6. What are the benefits/uses of factoring services?
Ans: Benefits of Factoring Services
a. Easing Debt Collection: Factoring services help companies by taking away the task of collecting money from their customers. This means companies don’t have to worry about getting the money they’re owed.
b. Getting Money Sooner: With factoring, companies can receive some of the money from their sales early, even before their customers pay the full amount.
c. Less Hassle: The factoring company takes care of tasks like keeping track of sales records, making sure customers pay on time and managing debts. This means the company doesn’t have to deal with these things anymore.
d. More Focus on Business: Companies can stop worrying about collecting money and focus on other important things like making products, managing their supplies and marketing.
e. Useful Information: The factoring company shares helpful information with the business about how their customers are doing financially. This helps the business plan for the future better.
7. Very Short Answer Questions
i.
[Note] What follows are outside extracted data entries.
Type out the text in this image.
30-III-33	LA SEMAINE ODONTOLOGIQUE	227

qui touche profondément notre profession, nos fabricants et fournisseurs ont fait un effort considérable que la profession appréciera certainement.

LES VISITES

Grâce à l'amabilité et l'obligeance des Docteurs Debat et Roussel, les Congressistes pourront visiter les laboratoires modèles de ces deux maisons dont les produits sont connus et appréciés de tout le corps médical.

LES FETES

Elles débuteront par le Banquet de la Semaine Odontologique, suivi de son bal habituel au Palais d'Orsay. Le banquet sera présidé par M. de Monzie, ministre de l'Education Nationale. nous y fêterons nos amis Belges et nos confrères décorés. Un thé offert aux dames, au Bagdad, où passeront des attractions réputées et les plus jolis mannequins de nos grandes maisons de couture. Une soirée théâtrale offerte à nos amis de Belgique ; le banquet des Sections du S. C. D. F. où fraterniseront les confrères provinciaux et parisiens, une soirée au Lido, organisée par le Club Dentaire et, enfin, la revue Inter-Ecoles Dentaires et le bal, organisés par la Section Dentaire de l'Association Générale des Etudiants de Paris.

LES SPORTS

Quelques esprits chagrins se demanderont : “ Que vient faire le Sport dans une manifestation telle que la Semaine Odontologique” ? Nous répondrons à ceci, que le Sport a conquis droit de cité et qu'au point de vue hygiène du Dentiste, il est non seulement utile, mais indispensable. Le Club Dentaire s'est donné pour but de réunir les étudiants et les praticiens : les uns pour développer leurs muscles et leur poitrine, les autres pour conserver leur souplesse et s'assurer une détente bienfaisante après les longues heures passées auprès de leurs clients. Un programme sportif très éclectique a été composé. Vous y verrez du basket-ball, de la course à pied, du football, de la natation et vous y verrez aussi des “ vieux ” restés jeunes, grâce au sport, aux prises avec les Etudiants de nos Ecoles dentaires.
Venture capital represents financial investment in a highly risky project. (True)
ii.Venture capital comes only in the form of equity participation. (False)
iii.Venture capital is for long-term investment. (True)
iv. The third party employed by a firm for debt collection is called Factor. (True)
V. Factoring is primarily a contract for debt collection. (True)
vi. A financial institution may work as a Factor. (True)
vil. There are three parties to a Factoring arrangement. (True)
vili. A Factor is paid a fee for undertaking the collection of debts. (True)
8. Who are the three parties to a Factoring arrangement?
Ans: The three parties in a Factoring arrangement are:
(a) The Factor: The financial company that provides Factoring services.
(b) The Corporate Client: The business that sells goods or services and wants to get paid for its invoices. (c) Trade Customers: The customers of the corporate client who owe money for the products or services they bought.
9. What are the stages of financing in factor Services?
Ans: Stages of Financing: Venture capital funding occurs across various stages:
(a) Seed Capital: Initial funds for testing a concept.
(b) Start-up Finance: Capital to produce the product.
(c) Additional Finance: Funding for ongoing operations.
(d) Establishment Finance: Investment for growth and expansion.